By Melanie Nathan, July 25, 2013.
This week Ugandan Constitutional Court saw protests when, according to the Daily Monitor, “minority groups stormed the Constitutional Court in Kampala on Tuesday, protesting what they called ‘delayed justice’.
The potential landmark case of Jjuuko Adrian v. Attorney General Constitutional Petition No.1 of 2009, has yet to receive a ruling, which could have been handed down as early September last year. Advocates had heard back from the registrar earlier this year apologizing for delays and promising a resolution in this case that has been lingering since 2009. But there has been none and the delay is causing consternation.
Jjuuko, a Ugandan human rights lawyer and activist, who believes in equality for all, works with Human Rights Awareness and Promotion Forum (HRAPF) on behalf of other minority groups, was seeking court orders to quash Section 15 (6) (d) of the Equal Opportunities Commission Act that he says infringes on their rights from not getting redress from the Commission. If the case receives a positive ruling, the rights of marginalized groups in Uganda would be hugely impacted.
The Human Rights Awareness and Promotion Forum (HRAPF) and its executive director, Adrian Jjuuko, are trying to overturn this section because it prevents Uganda’s Equal Opportunities Commission from investigating discrimination against people whom cultural majorities in Uganda consider “immoral or socially unacceptable.”
As the HRAPF states:
“This simply defeats the whole purpose of the commission, which is to ‘eliminate discrimination and inequalities against any individual … and take affirmative action in favour of groups marginalised on the basis of sex, gender, age, disability or any other reason created by history, tradition or custom for the purpose of redressing imbalances which exist against them.’ “
Pepe Julian Onziema, an advocate for Sexual Minorities in Uganda, (SMUG) was among the petitioners who tried to deliver statements petitioning for a judgment.
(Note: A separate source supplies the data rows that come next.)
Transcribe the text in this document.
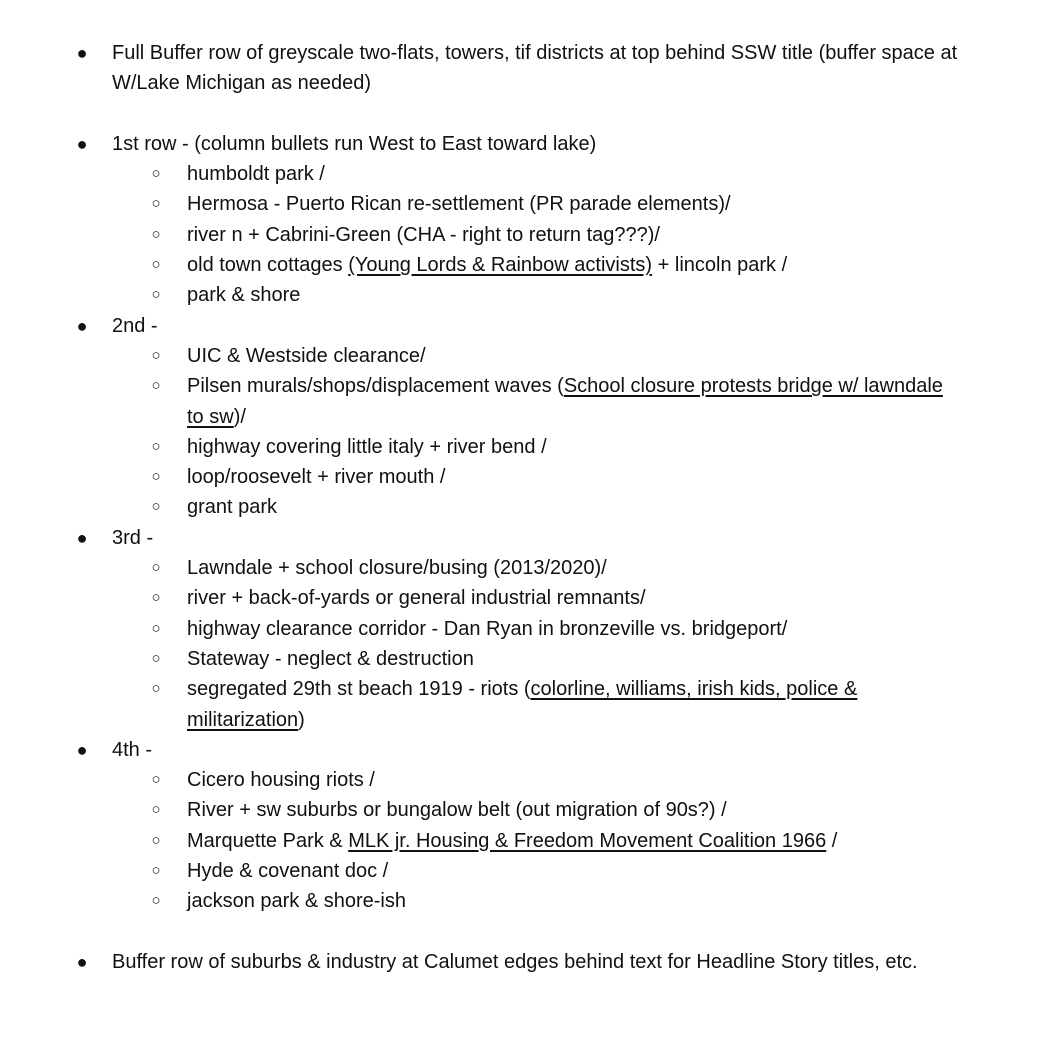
● Full Buffer row of greyscale two-flats, towers, tif districts at top behind SSW title (buffer space at W/Lake Michigan as needed)
● 1st row - (column bullets run West to East toward lake)
○ humboldt park /
○ Hermosa - Puerto Rican re-settlement (PR parade elements)/
○ river n + Cabrini-Green (CHA - right to return tag???)/
○ old town cottages (Young Lords & Rainbow activists) + lincoln park /
○ park & shore
● 2nd -
○ UIC & Westside clearance/
○ Pilsen murals/shops/displacement waves (School closure protests bridge w/ lawndale to sw)/
○ highway covering little italy + river bend /
○ loop/roosevelt + river mouth /
○ grant park
● 3rd -
○ Lawndale + school closure/busing (2013/2020)/
○ river + back-of-yards or general industrial remnants/
○ highway clearance corridor - Dan Ryan in bronzeville vs. bridgeport/
○ Stateway - neglect & destruction
○ segregated 29th st beach 1919 - riots (colorline, williams, irish kids, police & militarization)
● 4th -
○ Cicero housing riots /
○ River + sw suburbs or bungalow belt (out migration of 90s?) /
○ Marquette Park & MLK jr. Housing & Freedom Movement Coalition 1966 /
○ Hyde & covenant doc /
○ jackson park & shore-ish
● Buffer row of suburbs & industry at Calumet edges behind text for Headline Story titles, etc.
However the court registrar, John Ochepa Arutu, declined to receive the petitioners’ statement.
“According to Mr Edward Mwebaza, an advocacy officer with Human Rights Awareness and Promotion Forum, said the statement was declined because “it would set a bad precedent for other pending cases”. Mwebaza, apparently, left the statement with the secretary.”
The aggrieved groups today included LGBTI groups, people living with HIV/Aids, sex workers, among others.